It is Wednesday, the day before Thanksgiving and my mornings email included a link to this article at Copy Blogger: How We Built Our Careers Online (And What You Can Learn From It)

The essence of the article is that every single person that ever built an online career started at the bottom with just a tiny insignificant number of readers.  Success happened largely because every single day that blogger kept writing, kept promoting, kept experimenting. This would very accurately describe my experience with Senior Housing Forum.

The bottom line is this: 

Do something and then keep doing something.

Over the past year I have done a lot more public speaking than any other time in my professional career and expect that pace to continue this coming year. When I do presentations I have three fears:

  1. That I will be boring
  2. That I will not provide helpful or inspiring information
  3. That even after being engaging and helpful those ideas won’t turn into action

An Example of Inaction

A number of weeks ago I got to chatting with an executive director about her senior living community (independent living and assisted living). She proceeded to tell me, with great anguish, about a very negative review she received from an unreasonable family member.  

She had taken the right first steps by talking to the family member about what had happened and offering some solutions. As near as I can tell, the family was unreasonable, and was unwilling to take the review down or modify it.

I offered her some additional suggestions, with the principal one being that she needed to ask family members, residents and visitors to write their own positive reviews.
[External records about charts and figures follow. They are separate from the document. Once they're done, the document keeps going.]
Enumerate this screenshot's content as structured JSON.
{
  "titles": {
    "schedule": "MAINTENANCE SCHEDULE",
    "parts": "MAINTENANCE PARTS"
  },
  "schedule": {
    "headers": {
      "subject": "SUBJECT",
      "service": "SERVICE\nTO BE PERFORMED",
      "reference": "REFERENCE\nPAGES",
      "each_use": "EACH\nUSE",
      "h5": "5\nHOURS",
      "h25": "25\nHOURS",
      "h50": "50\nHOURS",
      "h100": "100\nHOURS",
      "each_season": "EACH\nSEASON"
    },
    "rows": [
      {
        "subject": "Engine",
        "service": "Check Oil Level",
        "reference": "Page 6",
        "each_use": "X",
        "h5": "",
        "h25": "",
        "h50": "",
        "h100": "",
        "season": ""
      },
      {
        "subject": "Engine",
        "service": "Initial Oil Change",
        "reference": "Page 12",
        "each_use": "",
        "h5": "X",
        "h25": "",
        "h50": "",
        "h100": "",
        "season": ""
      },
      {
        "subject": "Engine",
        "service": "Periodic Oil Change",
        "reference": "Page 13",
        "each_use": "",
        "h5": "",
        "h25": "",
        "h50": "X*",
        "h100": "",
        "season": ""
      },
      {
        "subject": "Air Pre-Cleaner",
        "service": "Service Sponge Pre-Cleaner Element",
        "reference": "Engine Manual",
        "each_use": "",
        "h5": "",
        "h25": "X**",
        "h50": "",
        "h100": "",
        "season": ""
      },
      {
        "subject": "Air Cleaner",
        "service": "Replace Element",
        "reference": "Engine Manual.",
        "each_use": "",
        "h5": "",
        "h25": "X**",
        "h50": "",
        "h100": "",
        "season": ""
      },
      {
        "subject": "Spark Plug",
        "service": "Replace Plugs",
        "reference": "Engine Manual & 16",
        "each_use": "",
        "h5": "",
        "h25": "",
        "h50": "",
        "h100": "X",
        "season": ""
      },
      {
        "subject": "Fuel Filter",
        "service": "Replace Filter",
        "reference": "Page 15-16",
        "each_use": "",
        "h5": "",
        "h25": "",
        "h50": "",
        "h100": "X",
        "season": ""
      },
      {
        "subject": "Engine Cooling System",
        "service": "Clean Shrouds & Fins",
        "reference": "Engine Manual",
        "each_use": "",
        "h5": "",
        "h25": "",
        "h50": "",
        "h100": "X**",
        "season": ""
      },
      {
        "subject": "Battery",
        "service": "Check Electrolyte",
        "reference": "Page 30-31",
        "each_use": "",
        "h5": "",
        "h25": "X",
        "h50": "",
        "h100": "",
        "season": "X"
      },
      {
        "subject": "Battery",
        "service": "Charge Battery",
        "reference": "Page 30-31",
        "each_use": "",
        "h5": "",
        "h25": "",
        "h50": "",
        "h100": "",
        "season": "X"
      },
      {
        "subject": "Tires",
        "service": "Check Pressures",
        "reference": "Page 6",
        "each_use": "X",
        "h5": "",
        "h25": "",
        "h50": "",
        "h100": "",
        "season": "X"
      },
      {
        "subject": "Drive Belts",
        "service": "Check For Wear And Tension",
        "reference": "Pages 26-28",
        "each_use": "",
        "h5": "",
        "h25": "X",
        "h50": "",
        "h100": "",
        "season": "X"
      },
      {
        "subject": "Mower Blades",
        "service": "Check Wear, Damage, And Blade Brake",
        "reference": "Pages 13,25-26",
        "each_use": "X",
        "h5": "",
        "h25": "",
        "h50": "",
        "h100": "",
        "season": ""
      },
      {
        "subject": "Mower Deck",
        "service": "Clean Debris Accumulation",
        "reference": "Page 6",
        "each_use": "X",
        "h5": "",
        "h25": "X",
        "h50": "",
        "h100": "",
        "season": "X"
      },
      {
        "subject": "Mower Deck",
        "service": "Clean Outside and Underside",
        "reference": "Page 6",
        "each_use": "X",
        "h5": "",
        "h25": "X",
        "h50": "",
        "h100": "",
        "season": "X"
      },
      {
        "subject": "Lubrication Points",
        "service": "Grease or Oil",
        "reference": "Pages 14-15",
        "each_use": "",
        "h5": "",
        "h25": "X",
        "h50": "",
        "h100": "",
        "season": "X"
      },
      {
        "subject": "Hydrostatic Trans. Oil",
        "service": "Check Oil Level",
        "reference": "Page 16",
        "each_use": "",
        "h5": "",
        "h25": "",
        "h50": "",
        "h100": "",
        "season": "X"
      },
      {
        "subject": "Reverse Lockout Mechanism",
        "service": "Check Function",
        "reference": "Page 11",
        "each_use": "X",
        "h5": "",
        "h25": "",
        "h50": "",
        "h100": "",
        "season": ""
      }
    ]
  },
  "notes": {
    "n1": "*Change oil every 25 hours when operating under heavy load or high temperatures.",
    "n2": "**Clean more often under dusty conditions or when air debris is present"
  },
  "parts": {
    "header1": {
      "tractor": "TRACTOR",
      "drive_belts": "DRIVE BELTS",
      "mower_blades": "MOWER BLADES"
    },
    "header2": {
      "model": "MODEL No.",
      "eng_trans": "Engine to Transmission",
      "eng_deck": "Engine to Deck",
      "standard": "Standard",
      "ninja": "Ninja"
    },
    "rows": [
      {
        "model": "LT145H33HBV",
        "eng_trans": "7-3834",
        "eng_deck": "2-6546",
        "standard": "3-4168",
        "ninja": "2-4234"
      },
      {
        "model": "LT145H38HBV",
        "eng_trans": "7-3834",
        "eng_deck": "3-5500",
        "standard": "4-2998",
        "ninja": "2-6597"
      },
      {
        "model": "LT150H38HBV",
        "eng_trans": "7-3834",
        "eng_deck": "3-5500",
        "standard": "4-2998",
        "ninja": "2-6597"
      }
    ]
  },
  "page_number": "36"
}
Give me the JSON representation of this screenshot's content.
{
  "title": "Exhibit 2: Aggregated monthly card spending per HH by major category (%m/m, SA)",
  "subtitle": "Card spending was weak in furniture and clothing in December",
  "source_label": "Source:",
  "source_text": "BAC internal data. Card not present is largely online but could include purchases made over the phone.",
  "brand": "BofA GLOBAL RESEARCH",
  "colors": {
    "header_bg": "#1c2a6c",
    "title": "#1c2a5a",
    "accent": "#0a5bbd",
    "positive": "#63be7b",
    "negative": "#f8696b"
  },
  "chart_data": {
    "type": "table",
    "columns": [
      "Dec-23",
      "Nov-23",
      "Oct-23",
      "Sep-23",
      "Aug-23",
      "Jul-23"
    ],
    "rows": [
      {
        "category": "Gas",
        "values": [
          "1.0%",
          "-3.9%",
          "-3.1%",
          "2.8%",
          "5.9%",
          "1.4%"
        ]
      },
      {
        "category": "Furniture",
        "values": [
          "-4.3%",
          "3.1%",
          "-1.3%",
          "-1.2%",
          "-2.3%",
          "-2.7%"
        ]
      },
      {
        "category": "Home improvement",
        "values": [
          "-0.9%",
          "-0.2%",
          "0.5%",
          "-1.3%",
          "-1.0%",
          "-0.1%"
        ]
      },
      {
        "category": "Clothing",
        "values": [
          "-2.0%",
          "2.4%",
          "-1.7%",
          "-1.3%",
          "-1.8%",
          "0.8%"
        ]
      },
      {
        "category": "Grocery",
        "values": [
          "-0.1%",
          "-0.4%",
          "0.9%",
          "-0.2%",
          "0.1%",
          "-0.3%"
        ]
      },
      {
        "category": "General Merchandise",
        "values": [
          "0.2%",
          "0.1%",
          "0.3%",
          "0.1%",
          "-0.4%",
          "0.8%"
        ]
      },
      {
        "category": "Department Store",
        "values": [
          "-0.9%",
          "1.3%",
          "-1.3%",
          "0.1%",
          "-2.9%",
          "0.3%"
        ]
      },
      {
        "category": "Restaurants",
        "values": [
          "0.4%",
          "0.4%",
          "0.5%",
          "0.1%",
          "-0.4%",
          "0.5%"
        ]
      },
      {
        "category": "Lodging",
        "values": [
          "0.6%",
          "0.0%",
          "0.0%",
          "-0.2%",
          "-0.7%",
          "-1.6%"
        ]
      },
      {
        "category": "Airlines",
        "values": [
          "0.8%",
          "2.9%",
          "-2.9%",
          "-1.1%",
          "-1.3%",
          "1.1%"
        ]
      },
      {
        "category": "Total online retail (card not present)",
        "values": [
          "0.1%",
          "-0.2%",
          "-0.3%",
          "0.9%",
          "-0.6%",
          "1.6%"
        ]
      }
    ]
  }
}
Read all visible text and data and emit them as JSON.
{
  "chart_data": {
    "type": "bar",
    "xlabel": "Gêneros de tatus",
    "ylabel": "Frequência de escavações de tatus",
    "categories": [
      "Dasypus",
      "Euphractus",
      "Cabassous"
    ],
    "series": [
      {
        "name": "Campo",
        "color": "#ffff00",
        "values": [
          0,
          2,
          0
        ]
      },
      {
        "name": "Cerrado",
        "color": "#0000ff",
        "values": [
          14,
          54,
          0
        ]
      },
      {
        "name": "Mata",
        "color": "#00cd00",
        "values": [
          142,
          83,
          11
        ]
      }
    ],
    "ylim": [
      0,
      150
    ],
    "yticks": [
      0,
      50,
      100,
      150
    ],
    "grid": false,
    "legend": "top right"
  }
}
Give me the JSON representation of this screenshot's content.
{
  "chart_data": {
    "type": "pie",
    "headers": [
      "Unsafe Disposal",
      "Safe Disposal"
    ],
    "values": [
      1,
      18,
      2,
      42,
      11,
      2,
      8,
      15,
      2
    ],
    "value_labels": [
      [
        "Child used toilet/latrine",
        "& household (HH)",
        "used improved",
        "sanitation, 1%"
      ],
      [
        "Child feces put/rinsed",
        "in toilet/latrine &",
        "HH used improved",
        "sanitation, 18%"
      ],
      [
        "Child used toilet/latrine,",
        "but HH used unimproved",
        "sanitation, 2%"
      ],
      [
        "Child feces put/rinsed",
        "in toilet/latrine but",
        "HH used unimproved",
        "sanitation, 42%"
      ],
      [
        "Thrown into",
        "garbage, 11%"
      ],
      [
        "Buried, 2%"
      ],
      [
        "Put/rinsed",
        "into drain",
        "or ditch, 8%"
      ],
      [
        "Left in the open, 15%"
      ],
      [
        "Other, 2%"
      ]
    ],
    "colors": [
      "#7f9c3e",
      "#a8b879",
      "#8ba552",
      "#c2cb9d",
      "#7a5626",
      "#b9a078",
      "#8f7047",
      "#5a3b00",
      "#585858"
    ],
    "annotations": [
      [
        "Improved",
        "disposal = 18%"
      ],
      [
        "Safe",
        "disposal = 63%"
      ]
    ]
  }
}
This would do two things for the community:

  1. It would push the negative listing out of the most prominent place.
  2. It would improve her star rating.

Finally, based on data from, a Senior Housing Forum partner, it turns out that having an occasional less than glowing review mixed in with your otherwise good reviews serves to provide higher credibility to your positive reviews.

Several weeks after that conversation I was preparing for a presentation I was doing with Shannon Ingram of on reputation management for Mass ALFA and thought that community would serve as a good story to be included in the presentation.

I discovered that nothing had changed. The community had a total of 4 reviews, 3 hugely positive ones that were more than two years old and this terrible negative review just sat there in the number one position. Because they had so few reviews, this one negative review reduced their overall star rating by more than one star.

The great danger for this community is that someone will see that review and decide to look elsewhere and the executive director will never know. Knowing her well placed anguish about the review I longed to see her do something.

It’s Not Easy

There is so much really good advice available to senior living developers and managers and you can’t possibly absorb and do everything and not everything is the right thing to do for every community or every company.  

And yet . . . too often I fear because the number of ideas is overwhelming, a form of paralysis sets in and nothing really changes. This is not healthy for you, for your team and for your residents.